The Investor Education and Protection Fund (IEPF) Authority has been able to obtain transfer deposits worth Rs 1,514 crore from Kolkata-based Peerless General Finance and Investment Company.
This money of depositors was pending with the company for the last 15 years. It was taken by issuing 1.49 crore deposit certificates to over one crore individual investors, according to an official statement released on Tuesday.
Data submitted by Peerless shows that 50.77 per cent of the total amount was taken in the form of deposit certificates each with a value of Rs 2,000 or less.
A majority of these investors are common citizens belonging to lower and middle-income group, including daily wage earners, from 30 states and union territories. Most of them are from West Bengal.

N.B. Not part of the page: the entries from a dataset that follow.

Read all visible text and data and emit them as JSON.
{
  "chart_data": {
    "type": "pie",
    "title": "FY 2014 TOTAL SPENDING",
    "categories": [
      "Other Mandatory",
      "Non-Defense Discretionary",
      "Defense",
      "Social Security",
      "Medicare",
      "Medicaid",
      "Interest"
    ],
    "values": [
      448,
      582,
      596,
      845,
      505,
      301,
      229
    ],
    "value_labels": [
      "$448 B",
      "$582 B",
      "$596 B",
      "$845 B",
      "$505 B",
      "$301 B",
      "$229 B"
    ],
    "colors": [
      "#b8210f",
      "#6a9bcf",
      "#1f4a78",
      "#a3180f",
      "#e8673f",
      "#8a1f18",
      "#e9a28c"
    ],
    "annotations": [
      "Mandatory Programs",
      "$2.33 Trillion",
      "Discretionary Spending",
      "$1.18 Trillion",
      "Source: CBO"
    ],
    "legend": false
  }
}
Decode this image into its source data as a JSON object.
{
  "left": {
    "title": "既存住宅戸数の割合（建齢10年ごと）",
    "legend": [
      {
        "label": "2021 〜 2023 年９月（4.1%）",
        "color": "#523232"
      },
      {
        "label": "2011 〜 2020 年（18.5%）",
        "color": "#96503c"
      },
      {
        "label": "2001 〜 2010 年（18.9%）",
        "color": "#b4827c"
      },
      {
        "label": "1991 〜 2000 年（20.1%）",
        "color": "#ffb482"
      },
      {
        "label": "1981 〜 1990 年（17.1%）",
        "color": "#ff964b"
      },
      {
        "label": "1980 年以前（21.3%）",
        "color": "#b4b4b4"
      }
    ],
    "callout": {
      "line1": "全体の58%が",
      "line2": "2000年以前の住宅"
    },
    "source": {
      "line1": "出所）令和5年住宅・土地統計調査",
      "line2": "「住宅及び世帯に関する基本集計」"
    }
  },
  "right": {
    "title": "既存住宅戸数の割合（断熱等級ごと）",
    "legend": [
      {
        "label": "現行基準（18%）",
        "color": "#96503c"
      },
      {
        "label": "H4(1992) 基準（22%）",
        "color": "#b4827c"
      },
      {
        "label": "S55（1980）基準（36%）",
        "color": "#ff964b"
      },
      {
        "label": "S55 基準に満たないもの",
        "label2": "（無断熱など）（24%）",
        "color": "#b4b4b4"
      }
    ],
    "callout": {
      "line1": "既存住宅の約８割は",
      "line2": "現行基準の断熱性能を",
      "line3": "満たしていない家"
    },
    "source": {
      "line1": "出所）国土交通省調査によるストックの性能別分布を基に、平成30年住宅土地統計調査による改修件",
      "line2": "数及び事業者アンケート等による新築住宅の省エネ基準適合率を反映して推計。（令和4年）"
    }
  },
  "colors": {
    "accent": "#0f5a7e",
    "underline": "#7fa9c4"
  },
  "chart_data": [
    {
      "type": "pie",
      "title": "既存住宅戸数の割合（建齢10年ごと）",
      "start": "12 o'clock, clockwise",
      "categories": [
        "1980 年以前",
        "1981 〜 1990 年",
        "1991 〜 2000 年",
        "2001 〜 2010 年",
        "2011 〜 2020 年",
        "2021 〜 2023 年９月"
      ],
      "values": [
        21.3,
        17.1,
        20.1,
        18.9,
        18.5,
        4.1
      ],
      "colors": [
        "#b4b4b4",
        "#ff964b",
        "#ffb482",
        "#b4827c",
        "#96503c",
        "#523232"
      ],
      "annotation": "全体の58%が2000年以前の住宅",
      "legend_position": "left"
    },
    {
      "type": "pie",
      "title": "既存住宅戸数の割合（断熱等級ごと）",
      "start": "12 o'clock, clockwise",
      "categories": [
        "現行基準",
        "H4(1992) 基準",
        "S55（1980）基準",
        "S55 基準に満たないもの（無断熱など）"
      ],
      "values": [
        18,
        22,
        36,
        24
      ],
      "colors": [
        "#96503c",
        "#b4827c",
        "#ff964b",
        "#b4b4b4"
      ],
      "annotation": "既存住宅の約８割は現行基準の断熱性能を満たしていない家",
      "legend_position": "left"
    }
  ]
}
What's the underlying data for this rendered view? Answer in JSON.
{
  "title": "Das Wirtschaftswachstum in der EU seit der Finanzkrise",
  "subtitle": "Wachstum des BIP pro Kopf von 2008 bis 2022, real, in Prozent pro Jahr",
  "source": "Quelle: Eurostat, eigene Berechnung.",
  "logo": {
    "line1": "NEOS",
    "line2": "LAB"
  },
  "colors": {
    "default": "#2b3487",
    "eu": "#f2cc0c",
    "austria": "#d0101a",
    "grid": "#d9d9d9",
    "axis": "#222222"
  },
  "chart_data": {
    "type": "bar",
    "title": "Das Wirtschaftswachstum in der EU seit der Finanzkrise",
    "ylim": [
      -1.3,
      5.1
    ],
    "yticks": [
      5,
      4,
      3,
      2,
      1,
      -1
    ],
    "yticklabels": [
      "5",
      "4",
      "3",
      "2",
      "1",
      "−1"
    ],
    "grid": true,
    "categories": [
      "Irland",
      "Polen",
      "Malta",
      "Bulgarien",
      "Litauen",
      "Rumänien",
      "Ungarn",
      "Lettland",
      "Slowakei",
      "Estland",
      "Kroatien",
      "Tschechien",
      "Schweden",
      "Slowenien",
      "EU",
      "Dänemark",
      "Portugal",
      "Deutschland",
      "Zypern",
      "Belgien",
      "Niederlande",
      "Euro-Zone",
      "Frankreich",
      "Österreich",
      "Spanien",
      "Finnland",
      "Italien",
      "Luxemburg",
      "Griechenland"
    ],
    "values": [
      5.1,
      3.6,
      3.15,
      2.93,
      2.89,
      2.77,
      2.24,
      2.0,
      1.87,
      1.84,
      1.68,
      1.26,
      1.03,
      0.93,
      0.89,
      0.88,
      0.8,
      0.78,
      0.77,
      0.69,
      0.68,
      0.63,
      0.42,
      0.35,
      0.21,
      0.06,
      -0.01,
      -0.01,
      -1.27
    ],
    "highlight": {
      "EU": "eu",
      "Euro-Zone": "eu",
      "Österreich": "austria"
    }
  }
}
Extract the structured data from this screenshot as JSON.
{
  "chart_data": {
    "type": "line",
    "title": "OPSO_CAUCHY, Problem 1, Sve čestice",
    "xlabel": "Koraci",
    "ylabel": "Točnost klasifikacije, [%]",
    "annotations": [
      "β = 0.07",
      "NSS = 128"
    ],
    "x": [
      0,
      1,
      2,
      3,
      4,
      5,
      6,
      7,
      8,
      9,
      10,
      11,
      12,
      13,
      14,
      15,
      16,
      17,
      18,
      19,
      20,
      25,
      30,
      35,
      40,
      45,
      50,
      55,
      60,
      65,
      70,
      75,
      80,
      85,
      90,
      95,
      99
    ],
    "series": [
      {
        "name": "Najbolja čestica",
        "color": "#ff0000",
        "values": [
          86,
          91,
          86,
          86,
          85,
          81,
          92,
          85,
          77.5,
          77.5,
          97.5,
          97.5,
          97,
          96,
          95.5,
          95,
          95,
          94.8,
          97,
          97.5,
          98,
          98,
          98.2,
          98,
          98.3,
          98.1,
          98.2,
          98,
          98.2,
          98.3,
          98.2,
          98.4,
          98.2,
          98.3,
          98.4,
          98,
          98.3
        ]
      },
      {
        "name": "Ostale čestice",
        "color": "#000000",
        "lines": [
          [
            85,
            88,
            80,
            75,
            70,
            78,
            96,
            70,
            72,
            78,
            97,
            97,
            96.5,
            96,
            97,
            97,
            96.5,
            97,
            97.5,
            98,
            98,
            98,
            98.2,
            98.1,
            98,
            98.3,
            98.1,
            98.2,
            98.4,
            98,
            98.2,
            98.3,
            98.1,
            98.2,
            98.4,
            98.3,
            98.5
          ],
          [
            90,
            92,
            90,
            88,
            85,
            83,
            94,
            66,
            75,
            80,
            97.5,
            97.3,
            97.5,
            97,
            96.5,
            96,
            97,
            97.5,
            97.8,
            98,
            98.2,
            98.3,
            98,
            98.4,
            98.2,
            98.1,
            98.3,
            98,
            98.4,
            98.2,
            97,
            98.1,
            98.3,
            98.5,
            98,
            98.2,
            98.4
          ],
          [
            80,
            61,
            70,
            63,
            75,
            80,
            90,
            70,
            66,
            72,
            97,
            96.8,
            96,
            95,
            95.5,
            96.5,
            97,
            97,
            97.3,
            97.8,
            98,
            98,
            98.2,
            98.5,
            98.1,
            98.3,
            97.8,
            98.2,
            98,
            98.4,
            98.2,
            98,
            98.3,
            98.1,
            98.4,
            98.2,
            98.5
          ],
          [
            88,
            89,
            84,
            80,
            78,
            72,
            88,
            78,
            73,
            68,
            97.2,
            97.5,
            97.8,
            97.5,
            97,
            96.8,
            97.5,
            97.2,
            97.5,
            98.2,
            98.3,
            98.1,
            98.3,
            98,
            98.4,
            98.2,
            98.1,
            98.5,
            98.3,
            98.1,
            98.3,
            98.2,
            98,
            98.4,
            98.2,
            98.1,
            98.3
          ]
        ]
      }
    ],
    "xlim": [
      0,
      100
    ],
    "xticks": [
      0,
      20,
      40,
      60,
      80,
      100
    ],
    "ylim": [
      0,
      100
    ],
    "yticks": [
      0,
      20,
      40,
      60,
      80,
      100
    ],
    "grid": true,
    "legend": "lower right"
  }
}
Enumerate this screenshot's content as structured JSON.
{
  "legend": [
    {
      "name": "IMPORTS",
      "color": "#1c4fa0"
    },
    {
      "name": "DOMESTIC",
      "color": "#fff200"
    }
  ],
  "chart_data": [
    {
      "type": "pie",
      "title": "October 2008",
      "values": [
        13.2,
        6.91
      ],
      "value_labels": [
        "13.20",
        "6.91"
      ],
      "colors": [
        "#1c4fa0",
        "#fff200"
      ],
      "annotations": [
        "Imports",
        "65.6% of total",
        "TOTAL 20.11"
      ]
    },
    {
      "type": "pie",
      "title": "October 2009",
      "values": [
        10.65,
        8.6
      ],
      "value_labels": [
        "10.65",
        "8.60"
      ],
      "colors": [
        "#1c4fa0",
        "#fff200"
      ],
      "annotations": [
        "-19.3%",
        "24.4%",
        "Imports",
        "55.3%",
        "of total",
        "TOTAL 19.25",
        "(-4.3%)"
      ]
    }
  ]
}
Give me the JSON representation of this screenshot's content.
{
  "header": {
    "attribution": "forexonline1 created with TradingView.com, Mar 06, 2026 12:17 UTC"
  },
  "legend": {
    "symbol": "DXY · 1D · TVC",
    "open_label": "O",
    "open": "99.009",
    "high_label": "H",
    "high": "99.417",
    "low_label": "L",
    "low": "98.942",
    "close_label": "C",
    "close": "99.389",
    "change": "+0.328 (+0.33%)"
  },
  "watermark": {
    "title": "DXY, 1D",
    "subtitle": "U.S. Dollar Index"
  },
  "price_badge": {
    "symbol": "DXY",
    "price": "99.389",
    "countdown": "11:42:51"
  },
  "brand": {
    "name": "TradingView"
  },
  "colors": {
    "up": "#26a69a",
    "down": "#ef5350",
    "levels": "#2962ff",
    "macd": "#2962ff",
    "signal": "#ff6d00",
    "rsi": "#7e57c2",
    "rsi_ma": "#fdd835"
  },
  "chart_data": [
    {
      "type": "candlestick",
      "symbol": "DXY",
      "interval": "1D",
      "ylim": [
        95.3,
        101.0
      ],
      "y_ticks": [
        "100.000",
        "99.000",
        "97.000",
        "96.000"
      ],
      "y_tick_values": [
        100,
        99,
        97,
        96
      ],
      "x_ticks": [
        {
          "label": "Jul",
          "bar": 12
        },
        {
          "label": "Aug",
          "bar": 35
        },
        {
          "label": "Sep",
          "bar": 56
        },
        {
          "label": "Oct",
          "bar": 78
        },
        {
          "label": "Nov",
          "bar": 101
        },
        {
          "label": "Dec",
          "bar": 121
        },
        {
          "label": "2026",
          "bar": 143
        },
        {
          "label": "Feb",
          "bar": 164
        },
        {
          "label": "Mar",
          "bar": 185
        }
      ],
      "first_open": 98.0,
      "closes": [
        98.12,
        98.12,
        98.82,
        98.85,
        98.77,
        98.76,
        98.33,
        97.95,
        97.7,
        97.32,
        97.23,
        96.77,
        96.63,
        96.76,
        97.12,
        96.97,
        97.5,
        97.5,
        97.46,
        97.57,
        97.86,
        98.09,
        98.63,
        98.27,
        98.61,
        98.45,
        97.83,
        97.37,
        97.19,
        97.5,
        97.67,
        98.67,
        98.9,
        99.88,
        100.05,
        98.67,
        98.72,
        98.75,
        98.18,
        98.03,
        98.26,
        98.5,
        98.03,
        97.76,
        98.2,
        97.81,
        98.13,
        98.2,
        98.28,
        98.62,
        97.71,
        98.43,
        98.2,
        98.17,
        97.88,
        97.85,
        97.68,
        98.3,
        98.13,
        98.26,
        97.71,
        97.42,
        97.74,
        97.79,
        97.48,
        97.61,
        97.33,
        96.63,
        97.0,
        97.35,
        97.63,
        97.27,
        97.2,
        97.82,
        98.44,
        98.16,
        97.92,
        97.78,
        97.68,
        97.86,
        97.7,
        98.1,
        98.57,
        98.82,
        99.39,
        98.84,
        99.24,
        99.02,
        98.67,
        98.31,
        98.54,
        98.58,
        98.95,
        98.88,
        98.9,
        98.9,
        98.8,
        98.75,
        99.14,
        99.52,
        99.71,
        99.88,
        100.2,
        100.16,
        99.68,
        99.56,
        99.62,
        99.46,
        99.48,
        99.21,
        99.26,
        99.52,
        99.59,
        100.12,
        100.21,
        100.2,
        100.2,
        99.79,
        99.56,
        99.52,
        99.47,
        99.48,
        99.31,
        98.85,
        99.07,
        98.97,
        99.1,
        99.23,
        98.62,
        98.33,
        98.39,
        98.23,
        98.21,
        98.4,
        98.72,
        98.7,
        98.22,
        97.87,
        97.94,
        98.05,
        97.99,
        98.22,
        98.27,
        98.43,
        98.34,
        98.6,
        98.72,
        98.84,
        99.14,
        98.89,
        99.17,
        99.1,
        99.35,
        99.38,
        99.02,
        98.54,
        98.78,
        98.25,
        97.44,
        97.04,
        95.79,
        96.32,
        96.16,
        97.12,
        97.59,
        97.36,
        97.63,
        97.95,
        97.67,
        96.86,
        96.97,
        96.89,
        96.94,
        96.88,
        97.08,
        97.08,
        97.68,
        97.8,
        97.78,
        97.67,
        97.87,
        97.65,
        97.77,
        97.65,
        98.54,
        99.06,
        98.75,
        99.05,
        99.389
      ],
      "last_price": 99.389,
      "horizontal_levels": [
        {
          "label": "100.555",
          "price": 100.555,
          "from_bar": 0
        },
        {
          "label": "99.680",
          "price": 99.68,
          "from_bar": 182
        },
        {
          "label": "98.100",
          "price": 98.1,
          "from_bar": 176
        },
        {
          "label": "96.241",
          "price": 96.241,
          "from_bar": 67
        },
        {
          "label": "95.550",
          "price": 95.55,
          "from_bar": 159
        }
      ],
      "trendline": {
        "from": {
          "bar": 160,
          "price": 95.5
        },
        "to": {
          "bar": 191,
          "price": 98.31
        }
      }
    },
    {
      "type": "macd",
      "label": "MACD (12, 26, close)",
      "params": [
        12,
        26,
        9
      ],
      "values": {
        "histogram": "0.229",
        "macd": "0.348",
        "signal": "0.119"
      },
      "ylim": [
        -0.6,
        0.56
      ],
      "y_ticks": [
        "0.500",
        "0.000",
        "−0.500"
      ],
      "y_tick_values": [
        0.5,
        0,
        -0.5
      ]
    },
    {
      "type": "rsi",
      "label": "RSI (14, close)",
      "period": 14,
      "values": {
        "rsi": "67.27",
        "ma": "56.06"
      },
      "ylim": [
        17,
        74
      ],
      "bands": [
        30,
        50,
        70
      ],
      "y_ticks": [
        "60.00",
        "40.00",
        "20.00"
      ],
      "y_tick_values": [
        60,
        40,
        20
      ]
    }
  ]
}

The IEPF Authority, set up under the Ministry of Corporate Affairs, is in the process of commissioning an online facility to collect primary information directly from retail investors about the deposits, which have matured and are still pending with various entities for repayment or payment of interests.
The authority has also acted against companies which have transferred the unpaid dividend amount to IEPF but failed to transfer shares in accordance with Section 124 (6) of the Companies Act.
In some other cases, the companies are showing unclaimed and unpaid amounts in their balance sheets but have not transferred such amounts to IEPF even after seven years. The authority has issued more than 4,000 notices to these companies under section 206(4) of the Act for calling information. The size of IEPF Fund has almost doubled within one year with an accumulated corpus of Rs 4,138 crore.